Hace un par de semanas, en el parón de noviembre, me fui a Londres en busca de fútbol, porque no había tenido suficiente. Ya he dejado claro en más de una ocasión que no soy muy fan de esos fines de semana en los que el fútbol europeo de Primera División para, así que esta vez decidí aprovechar para desconectar muy poco. Estuve en Londres y en un fin de semana me quedó claro que en Inglaterra existen diferentes tipos de estadios. Por primera vez pisé el nuevo Wembley para ver el Inglaterra – Albania, un partido que, sinceramente, estuvo bien, sin más. Los 5 goles que marcó el conjunto de Southgate en la primera parte dejaron al segundo acto como un mero pasatiempo que nos podríamos haber ahorrado perfectamente. No había estado nunca en ese mítico estadio del que tanta gente me había hablado y eso me hace ilusión, independientemente del partido. Lo cierto es que el nombre de Wembley impone, y el estadio más.
Ya de por sí, el fútbol inglés me parece que tiene algo especial. No sé explicar exactamente qué es, pero seguramente los que habéis visto un partido de la Premier League in situ sabéis a lo que me refiero. El hecho de ver los partidos de pie como si sentarse estuviese prohibido, es algo que me llama bastante la atención. En muchas ligas como la española seguramente si alguien se pasa el encuentro de pie delante tuyo le dirías sin esperar que pasasen muchos minutos que se siente, que no ves. Allí es lo habitual, y me encanta. Pero lo que más me gusta de los estadios ingleses es la cercanía con el rectángulo de juego, con los jugadores y con el partido. Le da un ambiente a caldera que tantas veces se utiliza gratuitamente, allí es casi literal.
No es que tuviera especial simpatía ni a una selección ni a otra, pero cuando voy a ver un partido, de lo que sea, tengo que animar a alguien. Apuesto por un equipo, me la juego, y voy todo el partido a muerte con él. Los goles tempraneros de los ingleses me lo pusieron fácil. Celebré los goles, lamenté las ocasiones falladas y reclamé alguna falta como una aficionada más, como si me hubiera criado en el sur de Londres. Me parece que esto le pone emoción al partido, aunque el resultado ni me va ni me viene. Wembley me impresionó por muchos motivos: por el arco que le pasa por encima, por la inmensidad del estadio en sí, quizás porque hacía mucho tiempo que no iba a un estadio lleno y porque el fútbol me volvió a parecer ‘normal’.
Después de estrenarme en el feudo donde juega habitualmente la selección inglesa, me aconsejaron visitar la casa del Fulham, para muchos, el estadio más mágico del mundo, situado junto al Bishop’s Park, a orillas del río Támesis.
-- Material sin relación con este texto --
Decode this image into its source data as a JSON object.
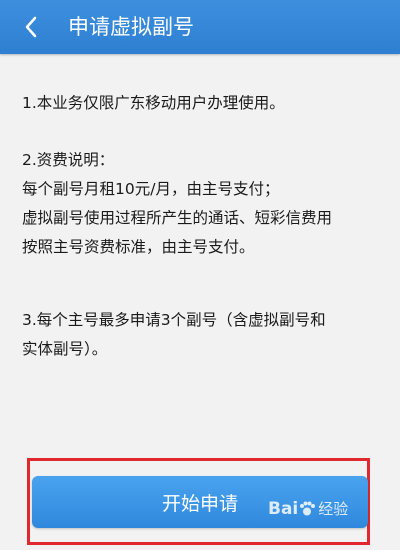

Me olvidé completamente de Wembley y quedé prendada de Craven Cottage. Amor a primera vista. Tiene una de las tribunas más antiguas del país y es, arquitectónicamente, uno de los estadios tradicionales de Inglaterra. Tradicional con todas las letras y en toda su expresión. Para quién no haya estado, desprendía un aura especial, era como estar dentro de una serie de mediados del siglo XX, tipo Peaky Blinders, para que nos entendamos. Para mí, fue como volver al pasado. Tiene algo diferente que lo hace especial. Me pareció más familiar que Wembley, no tan imponente, sino más bien cercano, como un santuario del fútbol.
Non pude entrar porque estaba cerrado, así que sólo visité los aledaños, y con eso tuve suficiente para ver que era un estadio completamente diferente a lo que había visto hasta la fecha. Uno de los mayores motivos de orgullo de la afición del Fulham es que Craven Cottage mantiene su preciosa fachada de ladrillo visto. Las puertas de entrada para los socios y aficionados son antiguas y he leído que en su interior se mantienen los pilares originales que aguantan la tribuna principal y todas las localidades de esta grada continúan siendo de madera. Visitarlo por dentro y ver un partido en el jardín del Fulham es algo que tengo apuntado en la lista de cosas que hay que hacer al menos una vez en la vida. Aunque para mí, de los que he visitado, ya es el estadio más especial del mundo.